How a brain op made me speak Irish

NURSES couldn’t help laughing when Chris Gregory woke up in hospital after three days on a life-support machine.

OPERATION Nurses at hospital were shocked OPERATION: Nurses at hospital were shocked

For Chris, a Yorkshireman born and bred, regaled the ward with a spirited rendition of Danny Boy and spoke in a thick Dublin accent as he came to after emergency brain surgery.

His bemused fiancee Mary was greeted at his bedside with the ­exclamation: “It’s da broid!” (It’s the bride).

Even though he had no connection with Ireland, for the rest of the day landscape gardener Chris, 30, spoke in an authentic-sounding Irish accent.

But it had disappeared by the time Mary returned to the hospital with his relatives the next day.

Mary, 36, said: “I couldn’t believe it when I walked on to the ward and heard someone singing Danny Boy really loud.

“It sounded like a drunken Irishman and all the racket seemed to be coming from the direction of Chris’s bed.

“I thought to myself: ‘It can’t possibly be him…’ but when I pulled back the curtains Chris was sitting up in bed belting out the tune with all the right words and a thick Irish accent like he’d grown up in Dublin and lived there all his life.

“All the nurses were trying really hard not to laugh and I was, too. I just couldn’t take it in at first, it seemed so comical, but it didn’t matter at all because I’d been so worried about ­losing him altogether.

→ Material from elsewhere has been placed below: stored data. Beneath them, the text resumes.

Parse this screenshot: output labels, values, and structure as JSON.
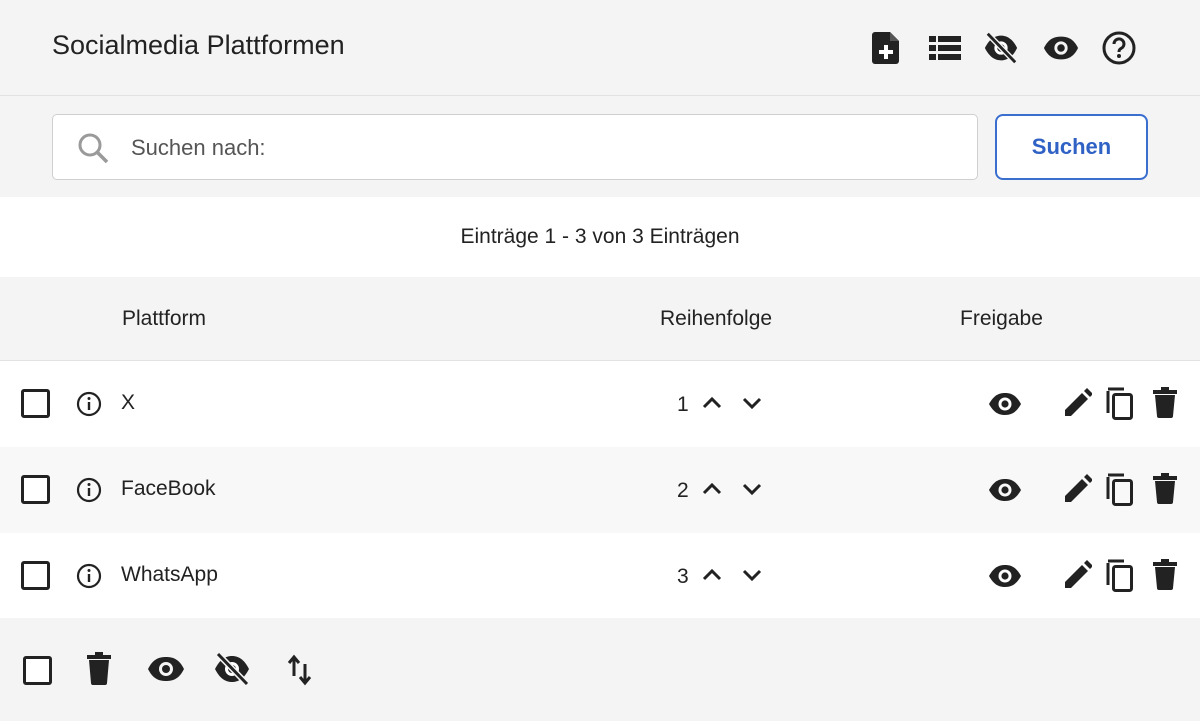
{
  "header": {
    "title": "Socialmedia Plattformen",
    "icons": [
      "add-document-icon",
      "list-icon",
      "eye-off-icon",
      "eye-icon",
      "help-icon"
    ]
  },
  "search": {
    "placeholder": "Suchen nach:",
    "value": "",
    "button_label": "Suchen"
  },
  "summary": "Einträge 1 - 3 von 3 Einträgen",
  "table": {
    "columns": [
      "Plattform",
      "Reihenfolge",
      "Freigabe"
    ],
    "rows": [
      {
        "name": "X",
        "order": "1",
        "visible": true
      },
      {
        "name": "FaceBook",
        "order": "2",
        "visible": true
      },
      {
        "name": "WhatsApp",
        "order": "3",
        "visible": true
      }
    ]
  },
  "footer": {
    "icons": [
      "select-all-checkbox",
      "trash-icon",
      "eye-icon",
      "eye-off-icon",
      "sort-icon"
    ]
  },
  "colors": {
    "accent": "#2f62c4",
    "icon": "#222222",
    "header_bg": "#f4f4f4"
  }
}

“At one point he looked at me adoringly and said: ‘You’re da fabbest gal oi know!’ with a perfect Irish lilt in his voice. It sounded crazy, but I didn’t care. It was just great to have him back in one piece after such a traumatic time.”

Chris, who had emergency surgery after a blood vessel ruptured in his brain, had recovered his Sheffield twang when Mary returned to the city’s Royal Hallamshire Hospital – and he couldn’t remember a thing about his day as a Dubliner.

Doctors have linked Chris’s experience to Foreign Accent Syndrome, a little-known condition that can affect control of lips, tongue and vocal cords in rare neurological cases. It was ­discovered in Norway in 1941 when a woman hurt in an air raid woke up speaking in a German accent.

Chris, now fully recovered, married Mary recently and they plan to take a trip across the Irish Sea — to hear what a real Irishman sounds like.